Ces derniers 2-3 ans j’ai commencé à lire assez beaucoup en français. D’abord il s’agissait des livres faciles à lire, dans des genres où je me sens chez moi, comme la fantaisie ou la science-fiction. Mais récemment j’ai commencé aussi à vouloir pouvoir écrire mieux en français, pour traduire mes propres écrits ou même pour me lancer dans l’écriture de quelque chose complètement nouvelle en français. J’ai commencé à vouloir acquérir un sens beaucoup plus developpé pour la beauté et la nuance de la langue française.

Voilà pourquoi, il y a une semaine, je me suis mis à lire “Madame Bovary” de Gustave Flaubert. Bien sûr je connais déjà le livre de réputation – je suis grand amateur de la littérature du 19ème siècle, et l’importance et l’impact du premier roman de Flaubert sont difficiles à exagérer. Mais je ne l’ai jamais lu, jusqu’à maintenant.

Ce matin, tout inattendu, j’ai fini le roman. Je pensais que j’avais lu la moitié, mais non – tout d’un coup, j’avais tout fini. Comment ça? Eh bien, bref, en lisant le roman, cette semaine, j’ai été victime de “l’effet Kindle”. C’est la première fois que cet effet étrange – et tellement nouveau – a eu un impact si fort sur mon expérience de lecture. Laissez-moi expliquer…

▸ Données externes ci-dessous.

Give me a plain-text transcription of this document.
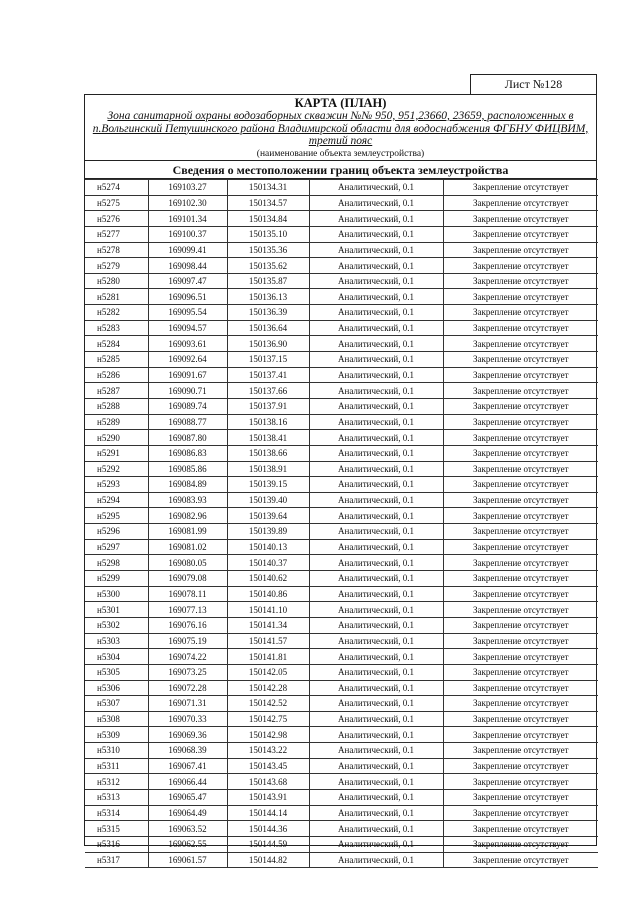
Лист №128
КАРТА (ПЛАН)
Зона санитарной охраны водозаборных скважин №№ 950, 951,23660, 23659, расположенных в
п.Вольгинский Петушинского района Владимирской области для водоснабжения ФГБНУ ФИЦВИМ,
третий пояс
(наименование объекта землеустройства)
Сведения о местоположении границ объекта землеустройства
н5274	169103.27	150134.31	Аналитический, 0.1	Закрепление отсутствует
н5275	169102.30	150134.57	Аналитический, 0.1	Закрепление отсутствует
н5276	169101.34	150134.84	Аналитический, 0.1	Закрепление отсутствует
н5277	169100.37	150135.10	Аналитический, 0.1	Закрепление отсутствует
н5278	169099.41	150135.36	Аналитический, 0.1	Закрепление отсутствует
н5279	169098.44	150135.62	Аналитический, 0.1	Закрепление отсутствует
н5280	169097.47	150135.87	Аналитический, 0.1	Закрепление отсутствует
н5281	169096.51	150136.13	Аналитический, 0.1	Закрепление отсутствует
н5282	169095.54	150136.39	Аналитический, 0.1	Закрепление отсутствует
н5283	169094.57	150136.64	Аналитический, 0.1	Закрепление отсутствует
н5284	169093.61	150136.90	Аналитический, 0.1	Закрепление отсутствует
н5285	169092.64	150137.15	Аналитический, 0.1	Закрепление отсутствует
н5286	169091.67	150137.41	Аналитический, 0.1	Закрепление отсутствует
н5287	169090.71	150137.66	Аналитический, 0.1	Закрепление отсутствует
н5288	169089.74	150137.91	Аналитический, 0.1	Закрепление отсутствует
н5289	169088.77	150138.16	Аналитический, 0.1	Закрепление отсутствует
н5290	169087.80	150138.41	Аналитический, 0.1	Закрепление отсутствует
н5291	169086.83	150138.66	Аналитический, 0.1	Закрепление отсутствует
н5292	169085.86	150138.91	Аналитический, 0.1	Закрепление отсутствует
н5293	169084.89	150139.15	Аналитический, 0.1	Закрепление отсутствует
н5294	169083.93	150139.40	Аналитический, 0.1	Закрепление отсутствует
н5295	169082.96	150139.64	Аналитический, 0.1	Закрепление отсутствует
н5296	169081.99	150139.89	Аналитический, 0.1	Закрепление отсутствует
н5297	169081.02	150140.13	Аналитический, 0.1	Закрепление отсутствует
н5298	169080.05	150140.37	Аналитический, 0.1	Закрепление отсутствует
н5299	169079.08	150140.62	Аналитический, 0.1	Закрепление отсутствует
н5300	169078.11	150140.86	Аналитический, 0.1	Закрепление отсутствует
н5301	169077.13	150141.10	Аналитический, 0.1	Закрепление отсутствует
н5302	169076.16	150141.34	Аналитический, 0.1	Закрепление отсутствует
н5303	169075.19	150141.57	Аналитический, 0.1	Закрепление отсутствует
н5304	169074.22	150141.81	Аналитический, 0.1	Закрепление отсутствует
н5305	169073.25	150142.05	Аналитический, 0.1	Закрепление отсутствует
н5306	169072.28	150142.28	Аналитический, 0.1	Закрепление отсутствует
н5307	169071.31	150142.52	Аналитический, 0.1	Закрепление отсутствует
н5308	169070.33	150142.75	Аналитический, 0.1	Закрепление отсутствует
н5309	169069.36	150142.98	Аналитический, 0.1	Закрепление отсутствует
н5310	169068.39	150143.22	Аналитический, 0.1	Закрепление отсутствует
н5311	169067.41	150143.45	Аналитический, 0.1	Закрепление отсутствует
н5312	169066.44	150143.68	Аналитический, 0.1	Закрепление отсутствует
н5313	169065.47	150143.91	Аналитический, 0.1	Закрепление отсутствует
н5314	169064.49	150144.14	Аналитический, 0.1	Закрепление отсутствует
н5315	169063.52	150144.36	Аналитический, 0.1	Закрепление отсутствует
н5316	169062.55	150144.59	Аналитический, 0.1	Закрепление отсутствует
н5317	169061.57	150144.82	Аналитический, 0.1	Закрепление отсутствует
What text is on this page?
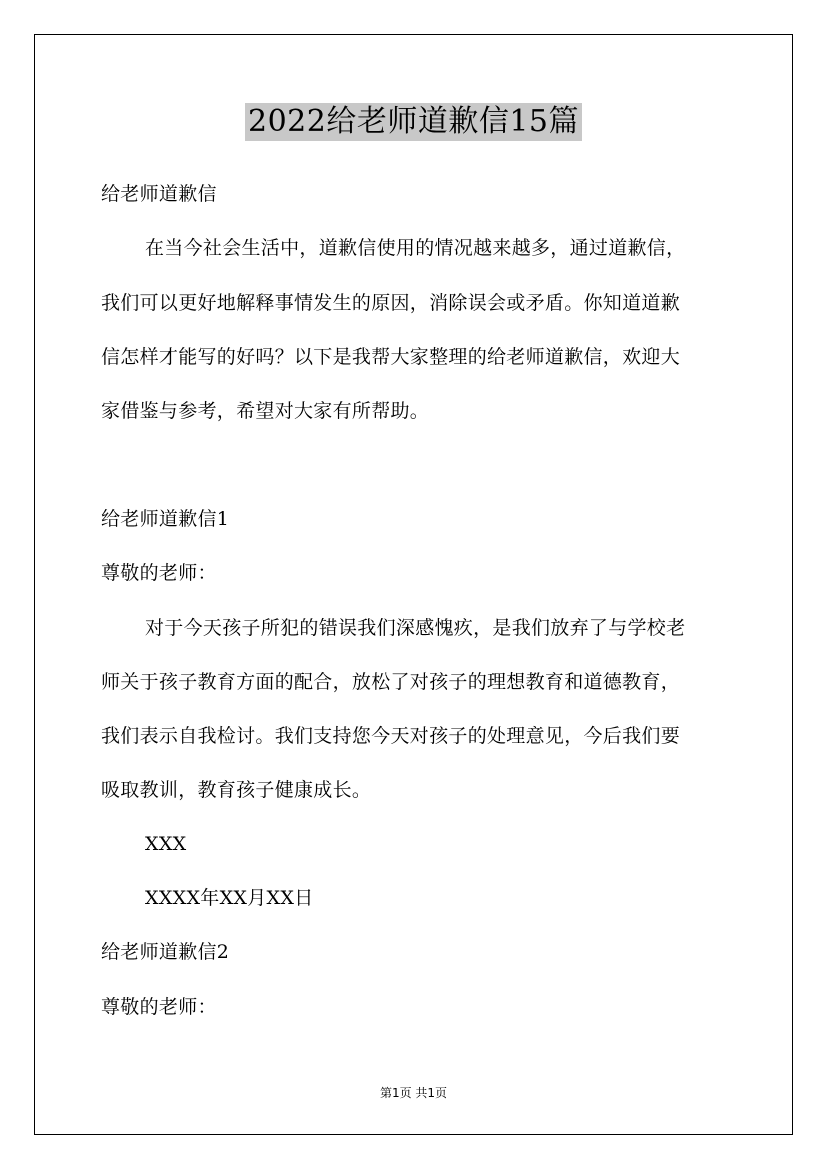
2022给老师道歉信15篇
给老师道歉信
在当今社会生活中，道歉信使用的情况越来越多，通过道歉信，
我们可以更好地解释事情发生的原因，消除误会或矛盾。你知道道歉
信怎样才能写的好吗？以下是我帮大家整理的给老师道歉信，欢迎大
家借鉴与参考，希望对大家有所帮助。
给老师道歉信1
尊敬的老师：
对于今天孩子所犯的错误我们深感愧疚，是我们放弃了与学校老
师关于孩子教育方面的配合，放松了对孩子的理想教育和道德教育，
我们表示自我检讨。我们支持您今天对孩子的处理意见，今后我们要
吸取教训，教育孩子健康成长。
XXX
XXXX年XX月XX日
给老师道歉信2
尊敬的老师：
第1页 共1页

Quand on lit sur un Kindle, bien sûr, l’affichage du “pourcentage du livre lu” est le seul dispositif à la disposition du lecteur pour jauger son progrès dans le livre. Avec un livre physique, on a les deux parties du livre dans la main – la partie lue, à la gauche; et, à la droite, la partie qui reste à lire (ou à l’envers si on lit en japonais, etc). C’est quelque chose dont on est peu conscient, mais quand même ce petit indice tactile fournit une indication vitale de la quantité des pages qu’on doit encore lire.

Et moi, j’ignorai que plus de 50% du fichier Kindle que je lisais était composé d’articles et commentaires sur le roman…

Alors, en pensant que j’ai lu 43% du roman, je me suis trouvé tout d’un coup au dénouement. Et… je n’étais pas décue. En fait, je sentais un étrange soulagement, qu’il ne me faudrait pas persévérer dans le 57% du roman que j’ai cru restait à lire. Et, en ce moment, je me suis rendu compte que je n’aimais pas “Madame Bovary”…

Laissez-moi reculer un peu. J’aime le français qu’écrit Gustave Flaubert dans “Madame Bovary”. Non – je l’adore. C’est de la pure poésie – c’est une prouesse magnifique d’avoir écrit un roman en 1856 qui exerce son effet littéraire comme s’il était un poème. Ça me rappelle un peu “Eugène Onéguine” de Pouschkine – un roman qui possède en réalité la forme d’un poème long. Dans son premier roman, Flaubert a réussi un vrai exploit littéraire. Mon but, en lisant Madame Bovary, était de m’exposer à un style français beau et fluide, et je l’ai atteint.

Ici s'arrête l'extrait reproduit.